Primary Prevention of Cardiovascular Disease with a Mediterranean Diet (Estruch et al., 2013)

This is one of the biggest diet studies we’ve seen in a while, and no doubt it was a very good one.  It very effectively put the Mediterranean Diet to the test.

I felt compelled to write about this study out of fear for the nutrition disinformation that it would likely inspire.  The Mediterranean Diet is associated with all good things, happiness, red wine and olive oil; whereas the Atkins Diet is associated with artery clogging bacon-wrapped hot dogs and a fat guy who died of a heart attack.  Nutrition disinformation.

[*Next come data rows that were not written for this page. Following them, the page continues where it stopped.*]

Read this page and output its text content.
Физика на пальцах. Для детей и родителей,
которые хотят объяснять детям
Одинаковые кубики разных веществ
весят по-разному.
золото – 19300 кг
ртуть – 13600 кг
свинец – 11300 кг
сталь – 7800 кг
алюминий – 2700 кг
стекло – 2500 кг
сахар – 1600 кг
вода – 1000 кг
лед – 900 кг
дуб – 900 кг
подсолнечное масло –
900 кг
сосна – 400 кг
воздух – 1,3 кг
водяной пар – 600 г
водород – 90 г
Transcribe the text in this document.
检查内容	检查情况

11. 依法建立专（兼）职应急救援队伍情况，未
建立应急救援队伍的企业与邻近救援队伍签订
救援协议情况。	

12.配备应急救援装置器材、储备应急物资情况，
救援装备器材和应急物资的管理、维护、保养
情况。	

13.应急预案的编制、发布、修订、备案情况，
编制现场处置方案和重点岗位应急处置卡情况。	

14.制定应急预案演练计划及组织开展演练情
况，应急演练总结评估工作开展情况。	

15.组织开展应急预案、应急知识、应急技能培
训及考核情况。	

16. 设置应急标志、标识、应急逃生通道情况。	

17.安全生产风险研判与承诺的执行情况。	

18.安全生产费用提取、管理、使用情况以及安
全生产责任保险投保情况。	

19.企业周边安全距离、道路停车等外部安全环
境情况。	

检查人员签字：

If you ran a diet study with 3 intervention groups for 5 years, and by the end of the study everybody (in all 3 groups) was on more prescription medications, would you conclude any of the diets were “healthy?”  If so, then we should work on your definition of “healthy.”

Study details: big study, lasted roughly 5 years, and the diet intervention was pristine.  Mediterranean diet plus extra virgin olive oil (EVOO) vs. Mediterranean diet plus nuts vs. low fat control.  They even used biomarkers to confirm olive oil and nut intake (hydroxytyrosol and linoleate, respectively).  Compliance was good.